7 Love no flood can quench,
no torrents drown.
Were a man to offer all the wealth of his house to buy love,
contempt is all he would purchase.
This passage is brimming with theological meaning. In Canaanite religion “Death” (Mot) is the force that the pagan god Baal fought against. Sheol is the place inhabited by spirits entrapped by death. And the twice appearing word “flash” could have been capitalized too as “Flash,” because it is Resep, the name of the Canaanite god of pestilence (per Jenson). The Old Testament treats Yahweh as the one who delivers, not just from the torrential flood of the Red Sea, but from cosmic watery chaos (Psalm 93:3-4; Habakkuk 3:8,15). And in the biblical world, money isn’t just money, it is Mammon, the worship of which is idolatry.
Intriguingly, the last phrase of verse six includes the single mention of God—and that, by his personal name—in the entire Song: more precisely, “a flame of Yah.” It’s mystifying to me that most translations bury the reference to Yahweh. The verse invokes as guarantor of love’s strength the God who has revealed himself in Exodus 3 as Deliverer (“I AM THAT I AM,” from which “Yahweh” derives), who loves his people for no other reason than that “love” is who he is (Exodus 34; Deuteronomy 7), whose name is “Jealous” (Exodus 34:14), and who therefore is “a consuming fire” (Deuteronomy 4:24; Hebrews 12:29). The God of the Bible is a consuming fire that comes against all that would destroy the creation he loves, and above all, the humans he has lovingly fashioned to bear his image and to steward and tend his creation.

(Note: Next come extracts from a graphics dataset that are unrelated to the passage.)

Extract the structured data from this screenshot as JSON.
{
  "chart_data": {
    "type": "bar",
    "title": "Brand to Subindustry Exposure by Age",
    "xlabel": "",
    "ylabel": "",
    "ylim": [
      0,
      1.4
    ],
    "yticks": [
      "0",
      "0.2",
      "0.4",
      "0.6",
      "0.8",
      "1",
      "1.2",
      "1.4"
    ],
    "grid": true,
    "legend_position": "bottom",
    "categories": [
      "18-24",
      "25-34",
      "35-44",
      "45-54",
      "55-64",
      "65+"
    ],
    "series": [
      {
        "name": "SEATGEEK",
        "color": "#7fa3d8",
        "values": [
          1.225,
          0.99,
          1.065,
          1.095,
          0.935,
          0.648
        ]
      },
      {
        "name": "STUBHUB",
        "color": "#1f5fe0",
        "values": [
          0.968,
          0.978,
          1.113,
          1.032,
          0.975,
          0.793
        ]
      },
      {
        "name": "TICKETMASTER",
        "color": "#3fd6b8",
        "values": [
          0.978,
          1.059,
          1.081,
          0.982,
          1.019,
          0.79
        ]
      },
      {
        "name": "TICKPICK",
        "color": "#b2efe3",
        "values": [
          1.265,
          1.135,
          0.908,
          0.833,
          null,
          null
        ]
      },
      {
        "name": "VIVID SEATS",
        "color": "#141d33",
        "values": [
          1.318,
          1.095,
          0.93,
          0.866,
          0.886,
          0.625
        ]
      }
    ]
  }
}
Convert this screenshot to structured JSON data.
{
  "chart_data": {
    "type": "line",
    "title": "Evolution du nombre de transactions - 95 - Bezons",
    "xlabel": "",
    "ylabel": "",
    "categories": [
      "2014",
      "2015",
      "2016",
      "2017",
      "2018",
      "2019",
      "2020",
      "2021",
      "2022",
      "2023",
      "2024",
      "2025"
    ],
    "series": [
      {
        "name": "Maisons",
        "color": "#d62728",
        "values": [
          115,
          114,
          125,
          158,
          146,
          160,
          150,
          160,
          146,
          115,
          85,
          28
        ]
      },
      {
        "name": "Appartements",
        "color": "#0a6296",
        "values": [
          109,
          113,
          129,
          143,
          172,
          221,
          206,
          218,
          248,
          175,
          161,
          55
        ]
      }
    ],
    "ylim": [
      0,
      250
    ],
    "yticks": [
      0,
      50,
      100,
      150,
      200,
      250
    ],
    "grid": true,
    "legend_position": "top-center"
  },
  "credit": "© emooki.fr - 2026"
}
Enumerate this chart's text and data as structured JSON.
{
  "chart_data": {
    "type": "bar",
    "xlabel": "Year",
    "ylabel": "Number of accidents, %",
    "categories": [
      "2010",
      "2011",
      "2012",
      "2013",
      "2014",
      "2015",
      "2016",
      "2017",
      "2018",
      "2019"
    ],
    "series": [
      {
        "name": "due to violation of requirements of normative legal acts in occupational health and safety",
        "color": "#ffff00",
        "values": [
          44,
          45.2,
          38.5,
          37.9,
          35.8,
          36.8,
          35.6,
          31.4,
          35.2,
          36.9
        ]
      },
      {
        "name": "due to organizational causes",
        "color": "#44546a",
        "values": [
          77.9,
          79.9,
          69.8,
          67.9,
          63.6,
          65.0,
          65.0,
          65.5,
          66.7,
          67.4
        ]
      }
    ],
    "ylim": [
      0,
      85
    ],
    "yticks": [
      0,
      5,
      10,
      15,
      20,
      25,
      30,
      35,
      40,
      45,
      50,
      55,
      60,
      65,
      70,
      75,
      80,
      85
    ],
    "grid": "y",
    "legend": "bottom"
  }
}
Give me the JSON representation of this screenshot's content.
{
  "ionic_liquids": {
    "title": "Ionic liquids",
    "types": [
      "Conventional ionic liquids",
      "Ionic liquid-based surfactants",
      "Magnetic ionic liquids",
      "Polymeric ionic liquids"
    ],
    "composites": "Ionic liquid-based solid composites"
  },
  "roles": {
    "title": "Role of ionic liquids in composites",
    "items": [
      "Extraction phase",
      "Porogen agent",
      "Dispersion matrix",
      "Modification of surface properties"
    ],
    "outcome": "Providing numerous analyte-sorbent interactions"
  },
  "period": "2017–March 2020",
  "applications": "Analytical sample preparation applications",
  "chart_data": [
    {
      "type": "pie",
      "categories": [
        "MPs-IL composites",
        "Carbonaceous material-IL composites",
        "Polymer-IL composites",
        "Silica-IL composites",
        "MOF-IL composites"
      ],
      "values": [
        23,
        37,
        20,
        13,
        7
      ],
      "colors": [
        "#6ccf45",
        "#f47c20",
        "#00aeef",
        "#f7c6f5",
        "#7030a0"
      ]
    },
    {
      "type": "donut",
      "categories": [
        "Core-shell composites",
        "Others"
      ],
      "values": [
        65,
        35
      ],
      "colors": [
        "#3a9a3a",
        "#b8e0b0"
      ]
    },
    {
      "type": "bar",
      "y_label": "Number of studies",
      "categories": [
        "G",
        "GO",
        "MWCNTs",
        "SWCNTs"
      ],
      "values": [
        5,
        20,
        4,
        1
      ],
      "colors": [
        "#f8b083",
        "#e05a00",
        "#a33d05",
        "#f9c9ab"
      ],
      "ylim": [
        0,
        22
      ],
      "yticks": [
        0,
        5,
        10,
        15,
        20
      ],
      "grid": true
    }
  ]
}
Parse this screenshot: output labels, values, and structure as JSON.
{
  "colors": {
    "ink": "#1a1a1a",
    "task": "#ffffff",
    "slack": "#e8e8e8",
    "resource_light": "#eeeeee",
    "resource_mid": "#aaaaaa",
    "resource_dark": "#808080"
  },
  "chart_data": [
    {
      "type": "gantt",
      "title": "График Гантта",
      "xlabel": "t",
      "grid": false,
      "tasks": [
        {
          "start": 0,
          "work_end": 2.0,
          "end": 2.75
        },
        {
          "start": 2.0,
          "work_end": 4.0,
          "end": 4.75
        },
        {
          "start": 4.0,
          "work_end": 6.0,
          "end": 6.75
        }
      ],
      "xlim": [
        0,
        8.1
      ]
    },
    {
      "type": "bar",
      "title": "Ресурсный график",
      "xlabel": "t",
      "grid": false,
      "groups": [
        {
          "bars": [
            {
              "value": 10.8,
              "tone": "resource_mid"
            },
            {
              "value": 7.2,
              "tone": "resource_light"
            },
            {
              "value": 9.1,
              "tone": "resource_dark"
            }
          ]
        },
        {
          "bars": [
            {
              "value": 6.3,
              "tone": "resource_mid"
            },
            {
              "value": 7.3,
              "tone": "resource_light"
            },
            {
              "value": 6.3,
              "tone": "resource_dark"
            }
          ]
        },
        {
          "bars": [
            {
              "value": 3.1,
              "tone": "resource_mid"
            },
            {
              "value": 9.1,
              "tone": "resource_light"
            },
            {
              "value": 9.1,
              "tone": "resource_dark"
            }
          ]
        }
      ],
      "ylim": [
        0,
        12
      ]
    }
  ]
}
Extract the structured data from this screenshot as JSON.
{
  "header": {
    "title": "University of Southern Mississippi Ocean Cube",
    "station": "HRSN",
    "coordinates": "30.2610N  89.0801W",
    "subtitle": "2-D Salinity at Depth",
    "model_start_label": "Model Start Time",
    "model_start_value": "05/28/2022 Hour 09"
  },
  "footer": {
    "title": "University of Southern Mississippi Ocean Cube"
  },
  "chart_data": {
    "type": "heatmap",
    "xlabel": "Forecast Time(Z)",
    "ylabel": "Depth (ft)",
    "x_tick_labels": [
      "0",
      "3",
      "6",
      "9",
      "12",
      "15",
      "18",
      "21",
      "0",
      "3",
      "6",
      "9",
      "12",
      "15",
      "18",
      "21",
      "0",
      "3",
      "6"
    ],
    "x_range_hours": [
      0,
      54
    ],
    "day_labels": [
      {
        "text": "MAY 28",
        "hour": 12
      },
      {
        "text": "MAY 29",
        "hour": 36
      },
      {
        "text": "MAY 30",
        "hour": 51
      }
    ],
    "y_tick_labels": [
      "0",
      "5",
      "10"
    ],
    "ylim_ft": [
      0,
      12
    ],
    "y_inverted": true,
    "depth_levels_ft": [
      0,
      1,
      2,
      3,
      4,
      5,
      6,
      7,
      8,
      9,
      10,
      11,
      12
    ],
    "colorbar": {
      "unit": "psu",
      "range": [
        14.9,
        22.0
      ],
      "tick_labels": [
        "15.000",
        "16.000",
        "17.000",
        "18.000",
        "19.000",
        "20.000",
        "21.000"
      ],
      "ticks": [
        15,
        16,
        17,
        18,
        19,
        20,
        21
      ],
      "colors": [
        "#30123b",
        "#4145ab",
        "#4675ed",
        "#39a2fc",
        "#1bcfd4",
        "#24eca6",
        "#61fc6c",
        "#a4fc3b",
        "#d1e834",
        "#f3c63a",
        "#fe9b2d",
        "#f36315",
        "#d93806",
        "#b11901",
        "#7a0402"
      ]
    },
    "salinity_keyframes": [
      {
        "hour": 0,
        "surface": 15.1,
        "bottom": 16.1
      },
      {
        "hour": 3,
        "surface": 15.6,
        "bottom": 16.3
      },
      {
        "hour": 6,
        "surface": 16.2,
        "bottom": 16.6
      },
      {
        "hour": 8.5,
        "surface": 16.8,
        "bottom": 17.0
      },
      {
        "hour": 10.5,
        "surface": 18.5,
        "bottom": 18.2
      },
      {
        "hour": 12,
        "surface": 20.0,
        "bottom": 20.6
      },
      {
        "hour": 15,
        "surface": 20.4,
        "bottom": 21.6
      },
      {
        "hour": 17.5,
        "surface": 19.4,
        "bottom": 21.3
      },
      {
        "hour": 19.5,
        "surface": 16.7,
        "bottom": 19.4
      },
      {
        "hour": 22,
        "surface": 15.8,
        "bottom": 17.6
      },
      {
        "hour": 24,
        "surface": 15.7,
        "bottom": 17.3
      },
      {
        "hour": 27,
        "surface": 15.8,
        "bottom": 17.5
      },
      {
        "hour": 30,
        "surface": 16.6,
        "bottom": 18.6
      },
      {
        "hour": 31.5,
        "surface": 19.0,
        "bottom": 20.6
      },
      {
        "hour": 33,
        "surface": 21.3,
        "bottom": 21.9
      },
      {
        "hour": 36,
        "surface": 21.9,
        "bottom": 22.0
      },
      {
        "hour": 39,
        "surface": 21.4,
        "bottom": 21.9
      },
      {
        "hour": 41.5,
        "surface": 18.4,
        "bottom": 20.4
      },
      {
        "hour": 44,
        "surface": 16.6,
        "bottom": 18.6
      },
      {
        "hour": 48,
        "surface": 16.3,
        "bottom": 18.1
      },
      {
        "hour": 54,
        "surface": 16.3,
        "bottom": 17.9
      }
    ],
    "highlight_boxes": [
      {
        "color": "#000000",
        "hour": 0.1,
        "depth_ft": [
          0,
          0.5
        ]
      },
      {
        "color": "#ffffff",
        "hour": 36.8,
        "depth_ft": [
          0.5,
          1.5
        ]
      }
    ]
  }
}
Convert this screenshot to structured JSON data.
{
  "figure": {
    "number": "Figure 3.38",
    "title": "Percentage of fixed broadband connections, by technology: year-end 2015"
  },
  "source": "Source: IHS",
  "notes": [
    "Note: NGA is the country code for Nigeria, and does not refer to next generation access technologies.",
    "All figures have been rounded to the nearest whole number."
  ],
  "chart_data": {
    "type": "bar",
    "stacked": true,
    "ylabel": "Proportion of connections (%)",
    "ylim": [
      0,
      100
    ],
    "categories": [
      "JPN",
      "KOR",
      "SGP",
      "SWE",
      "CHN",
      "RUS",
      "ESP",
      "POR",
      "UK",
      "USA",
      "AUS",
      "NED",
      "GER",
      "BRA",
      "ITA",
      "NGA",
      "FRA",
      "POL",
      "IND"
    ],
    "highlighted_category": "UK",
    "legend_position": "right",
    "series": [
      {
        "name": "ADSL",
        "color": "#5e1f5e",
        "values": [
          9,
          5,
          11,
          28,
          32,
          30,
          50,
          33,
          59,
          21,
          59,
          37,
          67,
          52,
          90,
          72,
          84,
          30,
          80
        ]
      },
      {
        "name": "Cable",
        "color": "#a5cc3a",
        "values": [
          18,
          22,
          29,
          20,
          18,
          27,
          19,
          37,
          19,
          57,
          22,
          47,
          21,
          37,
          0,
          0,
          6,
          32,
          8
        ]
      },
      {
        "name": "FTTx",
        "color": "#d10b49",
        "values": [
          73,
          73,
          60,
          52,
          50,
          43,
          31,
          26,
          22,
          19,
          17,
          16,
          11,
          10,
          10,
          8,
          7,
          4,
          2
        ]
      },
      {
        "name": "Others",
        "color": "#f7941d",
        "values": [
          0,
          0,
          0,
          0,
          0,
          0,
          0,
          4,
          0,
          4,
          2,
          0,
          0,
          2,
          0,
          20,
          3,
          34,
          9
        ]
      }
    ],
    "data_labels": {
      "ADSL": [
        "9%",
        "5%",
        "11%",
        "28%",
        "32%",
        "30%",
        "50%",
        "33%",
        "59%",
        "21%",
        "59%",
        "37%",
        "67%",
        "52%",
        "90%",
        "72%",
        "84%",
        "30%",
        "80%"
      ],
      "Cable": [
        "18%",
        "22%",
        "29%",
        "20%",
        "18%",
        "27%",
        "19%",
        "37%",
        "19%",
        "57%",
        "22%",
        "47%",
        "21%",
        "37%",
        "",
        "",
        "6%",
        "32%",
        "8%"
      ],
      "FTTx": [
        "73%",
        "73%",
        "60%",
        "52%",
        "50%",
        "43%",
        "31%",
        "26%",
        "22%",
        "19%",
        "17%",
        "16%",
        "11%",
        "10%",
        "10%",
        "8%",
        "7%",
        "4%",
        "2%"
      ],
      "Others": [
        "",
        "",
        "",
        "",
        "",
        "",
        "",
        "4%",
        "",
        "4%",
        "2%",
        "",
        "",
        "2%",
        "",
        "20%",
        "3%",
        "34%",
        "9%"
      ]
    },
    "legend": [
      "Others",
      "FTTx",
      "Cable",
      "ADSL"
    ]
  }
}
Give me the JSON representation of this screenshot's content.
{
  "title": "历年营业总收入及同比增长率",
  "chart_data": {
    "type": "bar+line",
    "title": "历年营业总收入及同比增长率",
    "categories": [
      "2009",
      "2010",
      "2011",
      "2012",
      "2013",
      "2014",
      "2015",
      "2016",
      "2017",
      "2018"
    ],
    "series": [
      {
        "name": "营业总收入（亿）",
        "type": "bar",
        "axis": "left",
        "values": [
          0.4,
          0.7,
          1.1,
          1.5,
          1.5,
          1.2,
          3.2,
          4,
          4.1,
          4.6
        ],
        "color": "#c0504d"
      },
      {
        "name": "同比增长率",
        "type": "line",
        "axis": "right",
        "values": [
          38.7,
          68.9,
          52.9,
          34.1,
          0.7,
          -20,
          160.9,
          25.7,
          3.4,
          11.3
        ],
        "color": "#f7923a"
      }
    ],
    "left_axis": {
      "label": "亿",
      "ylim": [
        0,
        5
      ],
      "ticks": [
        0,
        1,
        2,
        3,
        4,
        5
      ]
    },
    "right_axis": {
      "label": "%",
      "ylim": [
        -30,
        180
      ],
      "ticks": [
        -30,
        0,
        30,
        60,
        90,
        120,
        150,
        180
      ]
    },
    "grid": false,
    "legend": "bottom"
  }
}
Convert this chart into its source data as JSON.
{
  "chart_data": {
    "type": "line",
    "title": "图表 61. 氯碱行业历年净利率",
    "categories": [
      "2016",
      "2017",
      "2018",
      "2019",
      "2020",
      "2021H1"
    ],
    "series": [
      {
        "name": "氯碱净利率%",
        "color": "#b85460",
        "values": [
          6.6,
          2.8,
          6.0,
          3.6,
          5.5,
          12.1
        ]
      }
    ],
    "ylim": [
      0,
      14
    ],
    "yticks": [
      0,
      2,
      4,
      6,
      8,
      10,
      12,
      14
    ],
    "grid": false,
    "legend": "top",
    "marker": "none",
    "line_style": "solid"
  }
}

There is, therefore, a place where love proved strong as Death: the Cross and Empty Tomb of Jesus Christ. It is in Jesus (whose name means “Yahweh saves”) that Yahweh takes on and defeats the enemies of his people: death, disease, chaos, and cupidity. Jesus is God’s jealously protective love. It is to him that the Song of Songs elegantly, exquisitely, and evocatively points.
And that, to offer one final point, is why it is so important to choose not to be among the citizens of Babylon who drink “the wine cup of the fury of his wrath” (Revelation 16:19), but, instead, to be a part of the Bride of Christ and to prepare to “feast in the kingdom of God” (Luke 13:29 Jerusalem Bible). May you choose wisely.